Dunlap Award Winner Shyam Patel



The William Morris Society in the U.S. is pleased to award the 2018 Dunlap Fellowship to Shyam Patel, a Ph.D. candidate in English at the University of California, Irvine. His dissertation concerns the relationships among moral perfectionism, political utopianism, and aesthetic organicism in the work of British authors and artists (including William Morris) in the second half of the nineteenth century.

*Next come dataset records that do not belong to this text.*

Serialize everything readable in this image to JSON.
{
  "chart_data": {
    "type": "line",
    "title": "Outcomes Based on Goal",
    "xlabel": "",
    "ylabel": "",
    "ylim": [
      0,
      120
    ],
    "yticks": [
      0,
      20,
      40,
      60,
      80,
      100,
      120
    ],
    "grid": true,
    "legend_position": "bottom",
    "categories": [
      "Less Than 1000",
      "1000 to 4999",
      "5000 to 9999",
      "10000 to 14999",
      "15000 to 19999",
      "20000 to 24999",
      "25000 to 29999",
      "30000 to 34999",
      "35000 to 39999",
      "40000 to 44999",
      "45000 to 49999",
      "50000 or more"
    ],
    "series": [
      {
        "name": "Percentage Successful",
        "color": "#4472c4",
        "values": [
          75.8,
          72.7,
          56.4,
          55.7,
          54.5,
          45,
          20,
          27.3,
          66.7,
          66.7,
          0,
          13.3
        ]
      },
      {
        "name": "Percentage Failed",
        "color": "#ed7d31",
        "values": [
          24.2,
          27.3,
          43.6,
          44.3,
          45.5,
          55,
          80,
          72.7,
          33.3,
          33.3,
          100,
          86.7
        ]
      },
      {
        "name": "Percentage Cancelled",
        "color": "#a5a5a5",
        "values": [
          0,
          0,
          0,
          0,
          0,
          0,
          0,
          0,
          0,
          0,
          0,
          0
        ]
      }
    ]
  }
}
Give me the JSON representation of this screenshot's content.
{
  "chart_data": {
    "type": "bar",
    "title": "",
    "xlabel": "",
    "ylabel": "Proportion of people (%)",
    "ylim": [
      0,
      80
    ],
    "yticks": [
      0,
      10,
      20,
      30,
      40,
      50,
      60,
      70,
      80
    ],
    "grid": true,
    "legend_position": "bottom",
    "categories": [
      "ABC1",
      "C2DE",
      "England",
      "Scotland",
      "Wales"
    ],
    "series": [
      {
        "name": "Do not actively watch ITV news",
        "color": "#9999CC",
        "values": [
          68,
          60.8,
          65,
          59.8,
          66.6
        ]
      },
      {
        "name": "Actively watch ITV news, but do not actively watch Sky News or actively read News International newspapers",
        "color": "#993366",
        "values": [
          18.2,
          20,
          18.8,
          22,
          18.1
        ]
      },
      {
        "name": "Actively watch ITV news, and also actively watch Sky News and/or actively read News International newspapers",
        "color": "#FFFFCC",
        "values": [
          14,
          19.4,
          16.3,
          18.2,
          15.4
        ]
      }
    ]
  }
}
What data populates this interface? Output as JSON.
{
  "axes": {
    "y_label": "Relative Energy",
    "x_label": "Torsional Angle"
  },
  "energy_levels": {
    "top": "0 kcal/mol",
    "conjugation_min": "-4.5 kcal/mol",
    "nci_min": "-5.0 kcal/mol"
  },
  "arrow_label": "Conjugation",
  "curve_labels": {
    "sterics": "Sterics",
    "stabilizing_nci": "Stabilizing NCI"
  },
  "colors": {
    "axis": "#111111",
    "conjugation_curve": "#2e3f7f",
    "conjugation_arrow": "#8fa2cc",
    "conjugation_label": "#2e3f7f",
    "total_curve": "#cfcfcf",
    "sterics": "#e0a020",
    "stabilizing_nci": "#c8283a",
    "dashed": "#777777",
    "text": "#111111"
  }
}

Here is Shyam’s summary of his project:

In the Morris portion of my dissertation – “Romanticism, Socialism, and Organicism: The Aesthetic of William Morris’ Late-Career Politics” – I locate the ideological unity of Morris’ dedication to artistic production and political activism in the Romantic tradition of organicism, whose simultaneous critique of political economy and advocacy of aesthetic autonomy Morris sought to embody over the course of his multifaceted career.  Focusing on the last decade of Morris’s life, I argue that the complementarity of the Romantics’ organic models for artistic activity and social life helps to demonstrate both the aesthetic dimensions of Morris’ work organizing for the Socialist League (from 1884 to 1890) and the political dimensions of his work managing the Kelmscott Press (from 1891 to 1896).  I claim that Morris’ turn from the former to the latter represents not an apolitical “retreat” into pure aesthetics, but rather an attempt to practically realize on a smaller, private scale the Romantic union of aesthetic and political organicism that his previous cultural criticism and socialist activism sought to secure on the grander scales of public opinion and policy, respectively.
Kelmscott Press logo
                                                                                                                                            
                                                                                                                                              
Kelmscott Press edition of Coleridge



The Joseph R. Dunlap Memorial Fellowship will allow me to visit special collections at The University of Maryland and The University of Texas at Austin that contain manuscripts, letters, and ephemera from Morris’ work with the Kelmscott Press and the Socialist League.  The research at these collections will help me to develop this project in two directions.  On the one hand, it will allow me to complete a standalone article that reads Morris alongside the Romantic tradition of organicism, in order to challenge the ambiguities, equivocations, and binary oppositions that have become calcified in the scholarship concerning Morris’s relationships to Romanticism and socialism.  On the other hand, this research will be integrated into a dissertation that considers the function of organicist metaphors in Victorian aesthetics, sociology, and political economy more broadly, placing Morris in meaningful relation to Romantic and Victorian figures with whom he is not ordinarily associated, including Coleridge, De Quincey, Spencer, Mill, Dickens, and Hardy.

Hammersmith branch, Socialist League. Morris stands fifth from right on second row.